Ok. Let me be clear. I’m not anti-nursing homes because I practically grew up in them with my Dad’s position in Nursing Home Administration. I saw firsthand how some of the residents faced questionable treatment. Dad fired quite a few folks who abused residents. If he knew about it, they were gone. But I wasn’t about to put my father in a nursing home facility. There are all kinds of problems that can stem from this act. Plus, having Dad at home made him more comfortable, and even though he struggled, I know he was grateful that mom and I didn’t put him in a nursing home. One of the times that we took Dad for treatment to Arkansas, I remember a man who got off the plane that came up to me and said, “I want to commend you for how you are taking care of him. I know for a fact that if it were my wife and daughters, they would put me in a home. You are both very blessed for this experience.” I never forgot that, and I hope and pray that I never find myself needing to go to a nursing home or assisted living. There’s nothing wrong with them, but there are some facilities that shouldn’t be in business. Research everything before you make those decisions.
Alternative: “I admire the fact that you have kept your dad at home knowing that this is what he wanted.” Overwhelmingly, older adults say they want to be cared for at home. This choice requires enormous sacrifice and work on the part of family caregivers.
9. “I can’t handle seeing Your Dad like this, it is too hard so I can’t visit right now.”
Anyone who says this to you needs a sensitivity chip. It’s a selfish statement because they feel guilty about what you are doing. In my case, I didn’t have siblings, but many folks do, and usually, there is one person in the family to step up and take care of their loved ones while the others don’t always come through. It’s not every case, but there are lots of instances where this is a true statement.

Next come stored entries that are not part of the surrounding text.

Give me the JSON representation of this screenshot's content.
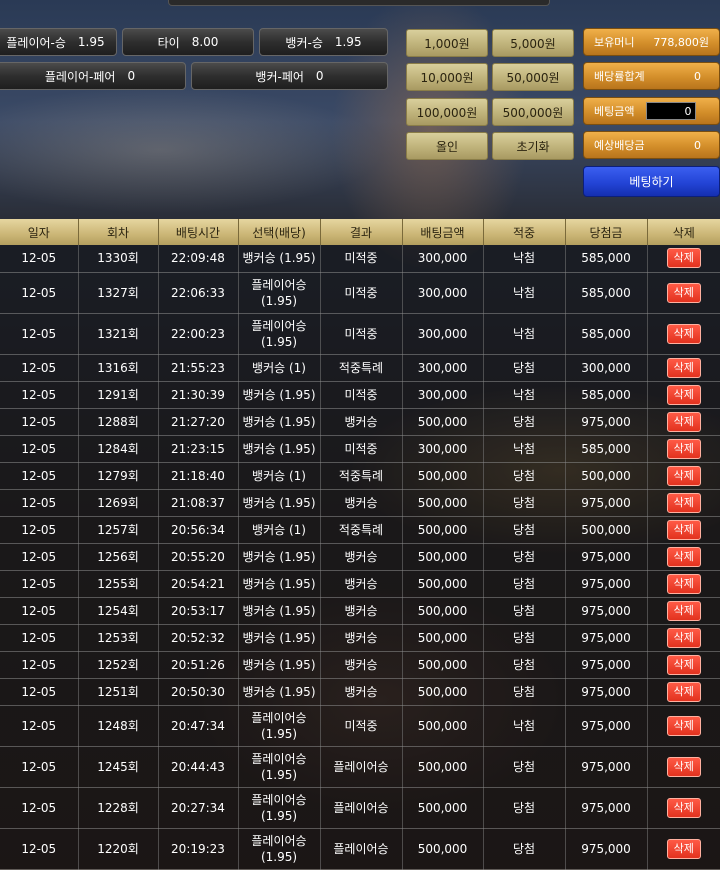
{
  "bets": {
    "player_win": {
      "label": "플레이어-승",
      "odds": "1.95"
    },
    "tie": {
      "label": "타이",
      "odds": "8.00"
    },
    "banker_win": {
      "label": "뱅커-승",
      "odds": "1.95"
    },
    "player_pair": {
      "label": "플레이어-페어",
      "odds": "0"
    },
    "banker_pair": {
      "label": "뱅커-페어",
      "odds": "0"
    }
  },
  "chips": [
    "1,000원",
    "5,000원",
    "10,000원",
    "50,000원",
    "100,000원",
    "500,000원",
    "올인",
    "초기화"
  ],
  "panel": {
    "balance_label": "보유머니",
    "balance_value": "778,800원",
    "odds_sum_label": "배당률합계",
    "odds_sum_value": "0",
    "bet_amount_label": "베팅금액",
    "bet_amount_value": "0",
    "expected_label": "예상배당금",
    "expected_value": "0",
    "bet_button": "베팅하기"
  },
  "table": {
    "headers": [
      "일자",
      "회차",
      "배팅시간",
      "선택(배당)",
      "결과",
      "배팅금액",
      "적중",
      "당첨금",
      "삭제"
    ],
    "rows": [
      {
        "date": "12-05",
        "round": "1330회",
        "time": "22:09:48",
        "sel1": "뱅커승 (1.95)",
        "sel2": "",
        "result": "미적중",
        "amount": "300,000",
        "hit": "낙첨",
        "hit_type": "lose",
        "payout": "585,000",
        "del": "삭제"
      },
      {
        "date": "12-05",
        "round": "1327회",
        "time": "22:06:33",
        "sel1": "플레이어승",
        "sel2": "(1.95)",
        "result": "미적중",
        "amount": "300,000",
        "hit": "낙첨",
        "hit_type": "lose",
        "payout": "585,000",
        "del": "삭제"
      },
      {
        "date": "12-05",
        "round": "1321회",
        "time": "22:00:23",
        "sel1": "플레이어승",
        "sel2": "(1.95)",
        "result": "미적중",
        "amount": "300,000",
        "hit": "낙첨",
        "hit_type": "lose",
        "payout": "585,000",
        "del": "삭제"
      },
      {
        "date": "12-05",
        "round": "1316회",
        "time": "21:55:23",
        "sel1": "뱅커승 (1)",
        "sel2": "",
        "result": "적중특례",
        "amount": "300,000",
        "hit": "당첨",
        "hit_type": "win",
        "payout": "300,000",
        "del": "삭제"
      },
      {
        "date": "12-05",
        "round": "1291회",
        "time": "21:30:39",
        "sel1": "뱅커승 (1.95)",
        "sel2": "",
        "result": "미적중",
        "amount": "300,000",
        "hit": "낙첨",
        "hit_type": "lose",
        "payout": "585,000",
        "del": "삭제"
      },
      {
        "date": "12-05",
        "round": "1288회",
        "time": "21:27:20",
        "sel1": "뱅커승 (1.95)",
        "sel2": "",
        "result": "뱅커승",
        "amount": "500,000",
        "hit": "당첨",
        "hit_type": "win",
        "payout": "975,000",
        "del": "삭제"
      },
      {
        "date": "12-05",
        "round": "1284회",
        "time": "21:23:15",
        "sel1": "뱅커승 (1.95)",
        "sel2": "",
        "result": "미적중",
        "amount": "300,000",
        "hit": "낙첨",
        "hit_type": "lose",
        "payout": "585,000",
        "del": "삭제"
      },
      {
        "date": "12-05",
        "round": "1279회",
        "time": "21:18:40",
        "sel1": "뱅커승 (1)",
        "sel2": "",
        "result": "적중특례",
        "amount": "500,000",
        "hit": "당첨",
        "hit_type": "win",
        "payout": "500,000",
        "del": "삭제"
      },
      {
        "date": "12-05",
        "round": "1269회",
        "time": "21:08:37",
        "sel1": "뱅커승 (1.95)",
        "sel2": "",
        "result": "뱅커승",
        "amount": "500,000",
        "hit": "당첨",
        "hit_type": "win",
        "payout": "975,000",
        "del": "삭제"
      },
      {
        "date": "12-05",
        "round": "1257회",
        "time": "20:56:34",
        "sel1": "뱅커승 (1)",
        "sel2": "",
        "result": "적중특례",
        "amount": "500,000",
        "hit": "당첨",
        "hit_type": "win",
        "payout": "500,000",
        "del": "삭제"
      },
      {
        "date": "12-05",
        "round": "1256회",
        "time": "20:55:20",
        "sel1": "뱅커승 (1.95)",
        "sel2": "",
        "result": "뱅커승",
        "amount": "500,000",
        "hit": "당첨",
        "hit_type": "win",
        "payout": "975,000",
        "del": "삭제"
      },
      {
        "date": "12-05",
        "round": "1255회",
        "time": "20:54:21",
        "sel1": "뱅커승 (1.95)",
        "sel2": "",
        "result": "뱅커승",
        "amount": "500,000",
        "hit": "당첨",
        "hit_type": "win",
        "payout": "975,000",
        "del": "삭제"
      },
      {
        "date": "12-05",
        "round": "1254회",
        "time": "20:53:17",
        "sel1": "뱅커승 (1.95)",
        "sel2": "",
        "result": "뱅커승",
        "amount": "500,000",
        "hit": "당첨",
        "hit_type": "win",
        "payout": "975,000",
        "del": "삭제"
      },
      {
        "date": "12-05",
        "round": "1253회",
        "time": "20:52:32",
        "sel1": "뱅커승 (1.95)",
        "sel2": "",
        "result": "뱅커승",
        "amount": "500,000",
        "hit": "당첨",
        "hit_type": "win",
        "payout": "975,000",
        "del": "삭제"
      },
      {
        "date": "12-05",
        "round": "1252회",
        "time": "20:51:26",
        "sel1": "뱅커승 (1.95)",
        "sel2": "",
        "result": "뱅커승",
        "amount": "500,000",
        "hit": "당첨",
        "hit_type": "win",
        "payout": "975,000",
        "del": "삭제"
      },
      {
        "date": "12-05",
        "round": "1251회",
        "time": "20:50:30",
        "sel1": "뱅커승 (1.95)",
        "sel2": "",
        "result": "뱅커승",
        "amount": "500,000",
        "hit": "당첨",
        "hit_type": "win",
        "payout": "975,000",
        "del": "삭제"
      },
      {
        "date": "12-05",
        "round": "1248회",
        "time": "20:47:34",
        "sel1": "플레이어승",
        "sel2": "(1.95)",
        "result": "미적중",
        "amount": "500,000",
        "hit": "낙첨",
        "hit_type": "lose",
        "payout": "975,000",
        "del": "삭제"
      },
      {
        "date": "12-05",
        "round": "1245회",
        "time": "20:44:43",
        "sel1": "플레이어승",
        "sel2": "(1.95)",
        "result": "플레이어승",
        "amount": "500,000",
        "hit": "당첨",
        "hit_type": "win",
        "payout": "975,000",
        "del": "삭제"
      },
      {
        "date": "12-05",
        "round": "1228회",
        "time": "20:27:34",
        "sel1": "플레이어승",
        "sel2": "(1.95)",
        "result": "플레이어승",
        "amount": "500,000",
        "hit": "당첨",
        "hit_type": "win",
        "payout": "975,000",
        "del": "삭제"
      },
      {
        "date": "12-05",
        "round": "1220회",
        "time": "20:19:23",
        "sel1": "플레이어승",
        "sel2": "(1.95)",
        "result": "플레이어승",
        "amount": "500,000",
        "hit": "당첨",
        "hit_type": "win",
        "payout": "975,000",
        "del": "삭제"
      }
    ]
  },
  "colors": {
    "lose": "#ff2a2a",
    "win": "#3a5cff",
    "accent": "#d38e2a",
    "bet_button": "#2344d6"
  }
}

Alternative: “I am struggling with seeing your Dad like this. Can we talk about it so I can get past these feelings?” Being transparent about your emotions is the first step to dealing honestly with them. This item might require talking with a professional about the grief and anxiety you are feeling. Please don’t assume that the caregiver also has these same issues, but they may have persevered despite them.
10. “At least your DAD has had a long life.”
This statement implies that his life no longer has value because of his age and disabilities. It is demeaning and ageist. It also suggests that the caregiver’s efforts shouldn’t mean as much due to his age. In Dad’s case, he was 69. That was young compared to many people in today’s world. While it’s true that he lived longer than many people, he still died young. He had only been a senior citizen for four years, and he worked up until a few months before his death..
Alternative: “It is amazing what good care you take of your father.” This simple statement doesn’t devalue either the caregiver or her father. It appreciates and respects them both, and we should never put a value on human life. Life itself is precious and priceless. The quality of life should also consider a person’s life.
You have with those you live is priceless. Please know that people appreciate you beyond words for all the folks taking care of loved ones personally and professionally. Caregivers are teachers because we learn to value the people in our lives through their acts of kindness. Time is not a given. Take care of those you love and pass along some light to others who may need to see your acts of caring in a new way. Have a great day, everyone.